The researchers used their data to learn more about the TYRP1R153C mutation. One hypothesis is that it may have started in grizzly bears and then was transferred to black bears, but demographic analysis indicated that was not the case. Instead, the TYRP1R153C mutation arose spontaneously about 9,360 years ago in black bears living in the western United States, then spread as the bears moved across their current geographic range.
“Based on its wide range today, the TYRP1R153C mutation that arose in black bears over 9,000 years ago probably gave an advantage to the cinnamon bears,” says Puckett. “We used genetic modeling and simulations to predict the selective forces acting on the cinnamon morph. But our predictions ruled out the grizzly mimicry hypothesis as well as another hypothesis having to do with thermoregulation.”

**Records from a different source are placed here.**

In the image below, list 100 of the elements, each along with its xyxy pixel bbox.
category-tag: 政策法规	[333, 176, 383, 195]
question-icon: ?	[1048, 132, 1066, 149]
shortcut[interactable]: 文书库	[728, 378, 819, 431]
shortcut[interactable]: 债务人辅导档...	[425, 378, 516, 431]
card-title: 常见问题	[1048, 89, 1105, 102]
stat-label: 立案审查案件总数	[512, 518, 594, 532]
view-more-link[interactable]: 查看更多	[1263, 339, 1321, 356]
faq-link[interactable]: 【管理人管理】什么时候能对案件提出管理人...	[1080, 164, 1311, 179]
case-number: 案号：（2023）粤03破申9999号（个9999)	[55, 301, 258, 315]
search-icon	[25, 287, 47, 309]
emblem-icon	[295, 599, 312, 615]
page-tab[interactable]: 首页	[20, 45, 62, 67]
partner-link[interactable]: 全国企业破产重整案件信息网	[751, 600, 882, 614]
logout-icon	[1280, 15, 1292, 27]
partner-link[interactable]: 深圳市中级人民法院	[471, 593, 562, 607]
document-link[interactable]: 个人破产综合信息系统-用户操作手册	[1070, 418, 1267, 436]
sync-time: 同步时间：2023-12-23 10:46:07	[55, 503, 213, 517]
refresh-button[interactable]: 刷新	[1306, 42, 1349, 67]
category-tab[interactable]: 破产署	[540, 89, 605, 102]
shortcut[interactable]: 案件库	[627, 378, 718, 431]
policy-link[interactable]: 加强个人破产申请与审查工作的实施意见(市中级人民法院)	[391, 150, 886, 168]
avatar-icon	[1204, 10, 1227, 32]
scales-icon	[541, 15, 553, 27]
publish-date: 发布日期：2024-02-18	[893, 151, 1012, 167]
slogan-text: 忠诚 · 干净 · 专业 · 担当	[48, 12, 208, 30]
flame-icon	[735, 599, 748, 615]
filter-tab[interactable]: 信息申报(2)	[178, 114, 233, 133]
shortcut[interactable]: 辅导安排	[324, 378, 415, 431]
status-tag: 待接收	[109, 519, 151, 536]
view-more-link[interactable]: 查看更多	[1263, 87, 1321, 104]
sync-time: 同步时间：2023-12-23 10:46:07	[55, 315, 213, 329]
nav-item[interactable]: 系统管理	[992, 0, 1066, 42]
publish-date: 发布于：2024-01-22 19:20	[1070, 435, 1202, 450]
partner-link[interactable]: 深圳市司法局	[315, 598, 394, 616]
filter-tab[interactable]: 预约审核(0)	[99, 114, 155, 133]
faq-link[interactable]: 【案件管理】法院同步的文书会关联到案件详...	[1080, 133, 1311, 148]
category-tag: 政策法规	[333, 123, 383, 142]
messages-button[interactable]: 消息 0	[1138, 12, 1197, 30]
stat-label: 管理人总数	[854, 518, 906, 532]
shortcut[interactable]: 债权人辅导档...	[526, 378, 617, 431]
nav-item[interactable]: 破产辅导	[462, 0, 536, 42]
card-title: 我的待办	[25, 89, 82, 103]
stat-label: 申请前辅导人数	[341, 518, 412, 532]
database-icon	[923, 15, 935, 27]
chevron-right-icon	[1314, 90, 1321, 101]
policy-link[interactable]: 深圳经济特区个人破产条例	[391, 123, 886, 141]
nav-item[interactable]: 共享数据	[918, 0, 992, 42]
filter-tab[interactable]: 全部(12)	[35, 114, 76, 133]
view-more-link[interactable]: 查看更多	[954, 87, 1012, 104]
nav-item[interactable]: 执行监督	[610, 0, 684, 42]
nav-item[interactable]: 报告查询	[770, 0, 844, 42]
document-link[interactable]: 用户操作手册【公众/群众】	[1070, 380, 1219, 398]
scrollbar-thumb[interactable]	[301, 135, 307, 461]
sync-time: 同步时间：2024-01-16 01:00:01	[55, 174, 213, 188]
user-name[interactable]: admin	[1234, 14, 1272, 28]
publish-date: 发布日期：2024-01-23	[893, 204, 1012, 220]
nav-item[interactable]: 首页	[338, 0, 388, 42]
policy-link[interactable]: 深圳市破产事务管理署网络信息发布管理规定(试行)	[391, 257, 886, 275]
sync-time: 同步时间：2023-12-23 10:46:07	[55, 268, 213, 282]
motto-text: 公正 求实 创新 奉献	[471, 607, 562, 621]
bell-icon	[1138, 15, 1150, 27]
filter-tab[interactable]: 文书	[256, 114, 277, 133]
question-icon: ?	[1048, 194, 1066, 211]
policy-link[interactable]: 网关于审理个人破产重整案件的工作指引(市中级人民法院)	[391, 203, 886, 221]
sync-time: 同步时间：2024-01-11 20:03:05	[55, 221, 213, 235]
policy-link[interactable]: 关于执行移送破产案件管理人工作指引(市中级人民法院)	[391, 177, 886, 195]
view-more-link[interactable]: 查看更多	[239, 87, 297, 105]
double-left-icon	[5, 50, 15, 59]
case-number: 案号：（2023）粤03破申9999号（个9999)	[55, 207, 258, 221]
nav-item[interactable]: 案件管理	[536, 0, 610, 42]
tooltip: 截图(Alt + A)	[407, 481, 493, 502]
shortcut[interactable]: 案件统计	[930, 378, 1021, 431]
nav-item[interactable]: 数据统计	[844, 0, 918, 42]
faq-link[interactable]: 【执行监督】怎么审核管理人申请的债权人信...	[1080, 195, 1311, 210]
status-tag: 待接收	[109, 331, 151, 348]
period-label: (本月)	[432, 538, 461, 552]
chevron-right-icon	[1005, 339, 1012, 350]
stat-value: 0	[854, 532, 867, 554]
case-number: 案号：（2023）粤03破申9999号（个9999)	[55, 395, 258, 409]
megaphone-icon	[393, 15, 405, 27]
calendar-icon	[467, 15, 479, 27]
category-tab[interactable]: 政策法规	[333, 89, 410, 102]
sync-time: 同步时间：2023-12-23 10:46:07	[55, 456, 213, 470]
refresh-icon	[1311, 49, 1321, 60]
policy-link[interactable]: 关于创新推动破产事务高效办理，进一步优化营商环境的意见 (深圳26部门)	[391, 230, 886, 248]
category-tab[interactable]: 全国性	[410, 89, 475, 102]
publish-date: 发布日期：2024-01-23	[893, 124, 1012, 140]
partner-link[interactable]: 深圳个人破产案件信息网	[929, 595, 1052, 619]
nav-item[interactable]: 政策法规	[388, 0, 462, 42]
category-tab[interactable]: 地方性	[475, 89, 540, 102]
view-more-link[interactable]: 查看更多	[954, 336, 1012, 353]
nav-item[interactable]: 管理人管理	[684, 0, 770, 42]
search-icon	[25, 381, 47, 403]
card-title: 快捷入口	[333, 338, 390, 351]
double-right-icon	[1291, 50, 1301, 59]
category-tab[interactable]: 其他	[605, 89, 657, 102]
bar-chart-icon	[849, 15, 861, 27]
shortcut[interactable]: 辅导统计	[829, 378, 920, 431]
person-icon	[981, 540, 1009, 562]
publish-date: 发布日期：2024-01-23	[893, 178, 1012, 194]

As to why the coat color variant arose in the first place, the team presents a new hypothesis: crypsis. Crypsis refers to the ability of an animal to conceal itself and blend into the environment. Generally, crypsis is found in prey species and ambush predators who color match within their environments. Here, the researchers suggest crypsis as a broader adaptive mechanism for large-bodied species.
“These results illustrate how genetic variation in melanin biosynthesis can underlie iconic phenotypes and inform our understanding of color variation and recent evolution in large carnivores,” says Barsh.
Reference: “Genetic architecture and evolution of color variation in American black bears” by Emily E. Puckett, Isis S. Davis, Dawn C. Harper, Kazumasa Wakamatsu, Gopal Battu, Jerrold L. Belant, Dean E. Beyer, Colin Carpenter, Anthony P. Crupi, Maria Davidson, Christopher S. DePerno, Nicholas Forman, Nicholas L. Fowler, David L. Garshelis, Nicholas Gould, Kerry Gunther, Mark Haroldson, Shosuke Ito, David Kocka, Carl Lackey and Gregory S. Barsh, 16 December 2022, Current Biology.